The company was founded by George Church, and is able to embark upon these projects thanks to deep-pocketed investors and skirting/bypassing traditional approaches aligned with federal programs and the Endangered Species Act. The following MIT Technology Review article covers the wolf project in detail:

https://www.technologyreview.com/2026/04/20/1135222/red-wolv... (paywall)

thunderbongMay 24, 2026
dweinusMay 24, 2026
> says Duke University ecologist Stuart Pimm, who was not involved in the research. “We could better help millions of birds every year by solving the more immediate threats of disappearing habitats, collisions with building windows, and prowling outdoor cats,”

Yes.

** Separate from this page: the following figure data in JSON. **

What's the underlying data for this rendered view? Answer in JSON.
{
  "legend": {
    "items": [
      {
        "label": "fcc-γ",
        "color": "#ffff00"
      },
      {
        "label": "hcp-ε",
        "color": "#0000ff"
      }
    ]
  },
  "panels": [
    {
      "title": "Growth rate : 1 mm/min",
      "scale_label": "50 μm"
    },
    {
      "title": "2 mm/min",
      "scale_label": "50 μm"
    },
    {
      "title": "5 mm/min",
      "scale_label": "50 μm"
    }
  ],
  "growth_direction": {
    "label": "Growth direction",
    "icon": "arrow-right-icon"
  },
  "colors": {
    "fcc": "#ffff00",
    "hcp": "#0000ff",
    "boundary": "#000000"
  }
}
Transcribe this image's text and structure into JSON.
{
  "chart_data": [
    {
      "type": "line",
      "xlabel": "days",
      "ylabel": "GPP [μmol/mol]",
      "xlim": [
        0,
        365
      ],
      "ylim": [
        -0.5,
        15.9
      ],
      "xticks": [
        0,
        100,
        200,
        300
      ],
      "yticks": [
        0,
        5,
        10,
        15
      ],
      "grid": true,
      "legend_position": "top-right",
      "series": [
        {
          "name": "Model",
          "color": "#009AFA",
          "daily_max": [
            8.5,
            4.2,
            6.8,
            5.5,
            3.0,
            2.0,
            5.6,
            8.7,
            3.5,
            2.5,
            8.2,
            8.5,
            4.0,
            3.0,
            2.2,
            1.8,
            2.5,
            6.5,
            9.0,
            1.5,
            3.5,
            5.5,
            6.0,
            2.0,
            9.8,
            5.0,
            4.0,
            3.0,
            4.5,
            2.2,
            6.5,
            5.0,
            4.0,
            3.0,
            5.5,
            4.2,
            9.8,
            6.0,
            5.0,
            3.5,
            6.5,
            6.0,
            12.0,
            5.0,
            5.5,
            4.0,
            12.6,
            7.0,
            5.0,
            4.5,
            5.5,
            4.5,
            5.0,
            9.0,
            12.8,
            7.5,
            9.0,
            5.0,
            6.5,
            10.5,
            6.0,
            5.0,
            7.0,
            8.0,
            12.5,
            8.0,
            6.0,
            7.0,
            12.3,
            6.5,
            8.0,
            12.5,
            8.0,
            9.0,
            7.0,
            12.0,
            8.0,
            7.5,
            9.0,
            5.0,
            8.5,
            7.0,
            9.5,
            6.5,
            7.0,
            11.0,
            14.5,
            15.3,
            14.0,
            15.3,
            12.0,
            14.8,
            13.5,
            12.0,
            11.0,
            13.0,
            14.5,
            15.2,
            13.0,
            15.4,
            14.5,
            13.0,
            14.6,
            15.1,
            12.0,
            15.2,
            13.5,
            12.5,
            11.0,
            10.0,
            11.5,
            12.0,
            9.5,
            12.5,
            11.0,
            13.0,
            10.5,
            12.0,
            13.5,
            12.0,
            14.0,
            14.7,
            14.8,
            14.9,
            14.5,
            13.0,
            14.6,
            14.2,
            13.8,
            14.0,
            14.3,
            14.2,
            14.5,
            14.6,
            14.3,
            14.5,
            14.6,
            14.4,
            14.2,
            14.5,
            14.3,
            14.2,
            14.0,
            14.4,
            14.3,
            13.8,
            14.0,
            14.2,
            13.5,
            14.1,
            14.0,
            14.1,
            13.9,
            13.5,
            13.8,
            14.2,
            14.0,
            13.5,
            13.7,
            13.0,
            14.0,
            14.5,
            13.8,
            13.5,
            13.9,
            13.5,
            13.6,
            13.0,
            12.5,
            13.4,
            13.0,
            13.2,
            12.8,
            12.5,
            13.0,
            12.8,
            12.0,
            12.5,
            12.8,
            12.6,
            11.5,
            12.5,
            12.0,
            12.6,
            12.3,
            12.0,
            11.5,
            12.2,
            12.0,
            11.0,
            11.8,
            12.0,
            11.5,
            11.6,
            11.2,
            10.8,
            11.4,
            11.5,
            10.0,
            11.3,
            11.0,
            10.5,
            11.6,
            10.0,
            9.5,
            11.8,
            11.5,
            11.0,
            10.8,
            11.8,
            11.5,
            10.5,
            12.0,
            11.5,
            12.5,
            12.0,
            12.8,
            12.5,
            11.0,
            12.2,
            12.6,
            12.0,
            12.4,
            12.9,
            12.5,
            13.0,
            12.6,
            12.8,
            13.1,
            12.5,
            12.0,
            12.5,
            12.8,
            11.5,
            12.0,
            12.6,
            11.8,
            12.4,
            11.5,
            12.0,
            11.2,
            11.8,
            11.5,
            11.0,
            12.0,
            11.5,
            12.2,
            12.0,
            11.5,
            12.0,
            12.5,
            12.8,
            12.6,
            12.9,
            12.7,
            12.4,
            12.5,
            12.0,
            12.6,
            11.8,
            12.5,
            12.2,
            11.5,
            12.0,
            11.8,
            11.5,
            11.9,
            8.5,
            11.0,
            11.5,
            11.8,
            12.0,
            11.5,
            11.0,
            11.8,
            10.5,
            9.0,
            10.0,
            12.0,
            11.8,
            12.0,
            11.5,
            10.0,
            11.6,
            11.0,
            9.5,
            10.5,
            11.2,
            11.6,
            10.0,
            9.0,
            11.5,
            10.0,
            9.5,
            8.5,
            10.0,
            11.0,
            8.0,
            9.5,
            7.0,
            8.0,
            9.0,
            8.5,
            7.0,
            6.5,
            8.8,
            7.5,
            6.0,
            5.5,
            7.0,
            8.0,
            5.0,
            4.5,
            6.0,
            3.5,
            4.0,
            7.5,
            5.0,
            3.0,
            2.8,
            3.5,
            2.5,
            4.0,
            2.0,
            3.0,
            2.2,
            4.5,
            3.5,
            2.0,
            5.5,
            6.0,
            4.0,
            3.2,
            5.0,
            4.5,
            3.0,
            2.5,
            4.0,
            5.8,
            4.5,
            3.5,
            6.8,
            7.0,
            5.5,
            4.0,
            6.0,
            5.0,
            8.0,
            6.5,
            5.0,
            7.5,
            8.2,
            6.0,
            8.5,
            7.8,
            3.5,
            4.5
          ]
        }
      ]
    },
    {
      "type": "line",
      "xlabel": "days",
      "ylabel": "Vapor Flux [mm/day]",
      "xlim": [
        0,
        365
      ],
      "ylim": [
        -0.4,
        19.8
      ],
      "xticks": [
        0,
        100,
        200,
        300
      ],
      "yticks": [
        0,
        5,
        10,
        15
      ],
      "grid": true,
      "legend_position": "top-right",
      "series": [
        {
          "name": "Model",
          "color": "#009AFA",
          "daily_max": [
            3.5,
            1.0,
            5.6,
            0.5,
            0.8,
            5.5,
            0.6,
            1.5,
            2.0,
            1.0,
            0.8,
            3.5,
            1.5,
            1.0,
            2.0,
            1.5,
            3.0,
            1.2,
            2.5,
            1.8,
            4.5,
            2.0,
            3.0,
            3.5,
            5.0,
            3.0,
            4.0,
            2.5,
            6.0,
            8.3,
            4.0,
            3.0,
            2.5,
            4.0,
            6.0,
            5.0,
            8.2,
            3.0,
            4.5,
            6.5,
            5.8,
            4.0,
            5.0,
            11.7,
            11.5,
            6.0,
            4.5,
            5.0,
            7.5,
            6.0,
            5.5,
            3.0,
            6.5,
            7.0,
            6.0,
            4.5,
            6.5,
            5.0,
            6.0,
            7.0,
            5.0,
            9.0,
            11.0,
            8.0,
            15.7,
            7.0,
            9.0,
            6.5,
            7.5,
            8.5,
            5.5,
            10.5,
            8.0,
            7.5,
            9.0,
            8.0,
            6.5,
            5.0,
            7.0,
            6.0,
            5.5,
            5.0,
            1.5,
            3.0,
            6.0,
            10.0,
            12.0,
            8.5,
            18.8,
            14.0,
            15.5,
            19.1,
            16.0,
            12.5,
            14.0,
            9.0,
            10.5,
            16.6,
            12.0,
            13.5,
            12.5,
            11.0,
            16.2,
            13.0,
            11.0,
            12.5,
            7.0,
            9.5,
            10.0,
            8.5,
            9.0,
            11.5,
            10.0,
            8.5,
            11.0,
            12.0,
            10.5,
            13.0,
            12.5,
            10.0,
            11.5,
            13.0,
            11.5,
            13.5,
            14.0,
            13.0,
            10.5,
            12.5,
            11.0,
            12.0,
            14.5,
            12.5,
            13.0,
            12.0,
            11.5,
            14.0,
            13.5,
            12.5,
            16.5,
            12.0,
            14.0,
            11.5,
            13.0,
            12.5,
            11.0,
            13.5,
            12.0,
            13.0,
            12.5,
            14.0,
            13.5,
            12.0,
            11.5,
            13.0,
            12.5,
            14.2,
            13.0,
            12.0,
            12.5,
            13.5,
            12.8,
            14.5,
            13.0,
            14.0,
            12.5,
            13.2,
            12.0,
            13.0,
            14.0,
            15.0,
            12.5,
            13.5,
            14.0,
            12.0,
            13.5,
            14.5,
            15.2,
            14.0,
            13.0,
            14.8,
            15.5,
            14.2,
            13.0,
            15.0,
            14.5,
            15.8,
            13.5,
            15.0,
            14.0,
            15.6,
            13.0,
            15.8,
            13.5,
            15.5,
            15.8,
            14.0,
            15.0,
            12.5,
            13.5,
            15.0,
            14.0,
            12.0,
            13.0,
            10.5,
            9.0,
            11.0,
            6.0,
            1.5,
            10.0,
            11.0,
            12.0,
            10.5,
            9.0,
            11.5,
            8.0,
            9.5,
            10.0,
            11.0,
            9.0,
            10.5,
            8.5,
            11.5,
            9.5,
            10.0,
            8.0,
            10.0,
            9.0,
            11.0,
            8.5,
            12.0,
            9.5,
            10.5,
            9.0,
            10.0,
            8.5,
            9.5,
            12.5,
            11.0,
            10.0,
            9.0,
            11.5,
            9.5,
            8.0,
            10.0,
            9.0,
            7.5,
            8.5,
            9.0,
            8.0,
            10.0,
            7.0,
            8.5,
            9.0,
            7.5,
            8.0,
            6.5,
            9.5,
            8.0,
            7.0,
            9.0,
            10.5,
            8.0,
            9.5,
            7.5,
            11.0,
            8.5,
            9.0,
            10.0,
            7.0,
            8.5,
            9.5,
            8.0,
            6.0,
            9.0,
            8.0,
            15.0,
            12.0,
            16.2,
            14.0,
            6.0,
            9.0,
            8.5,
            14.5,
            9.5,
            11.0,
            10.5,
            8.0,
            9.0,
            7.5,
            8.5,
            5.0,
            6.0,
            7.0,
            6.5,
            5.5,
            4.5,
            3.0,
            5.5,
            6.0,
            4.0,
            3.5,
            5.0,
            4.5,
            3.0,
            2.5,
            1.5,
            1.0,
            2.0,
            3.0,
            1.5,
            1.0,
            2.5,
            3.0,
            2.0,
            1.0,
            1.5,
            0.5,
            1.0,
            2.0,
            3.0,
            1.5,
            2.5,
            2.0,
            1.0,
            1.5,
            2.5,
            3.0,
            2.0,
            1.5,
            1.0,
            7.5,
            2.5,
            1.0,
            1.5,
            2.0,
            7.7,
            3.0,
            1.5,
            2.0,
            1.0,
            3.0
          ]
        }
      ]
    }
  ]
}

Even if they stuck it at the end, it shows good journalism to call this out.

wyagerMay 24, 2026
It seems bizarre to model the end goal of this research as "grow more birds". Obviously that's not the point
deadbabeMay 24, 2026
How will they resurrect a dodo? Is the idea that they have some DNA somewhere?
goda90May 24, 2026
The Wikipedia article suggests they do: https://en.wikipedia.org/wiki/Dodo
downrightmikeMay 24, 2026
WE have one leg from one individual, and so egg fragments, should be doable, but not enough diversity
type0May 24, 2026
So the question of what came first is answered then?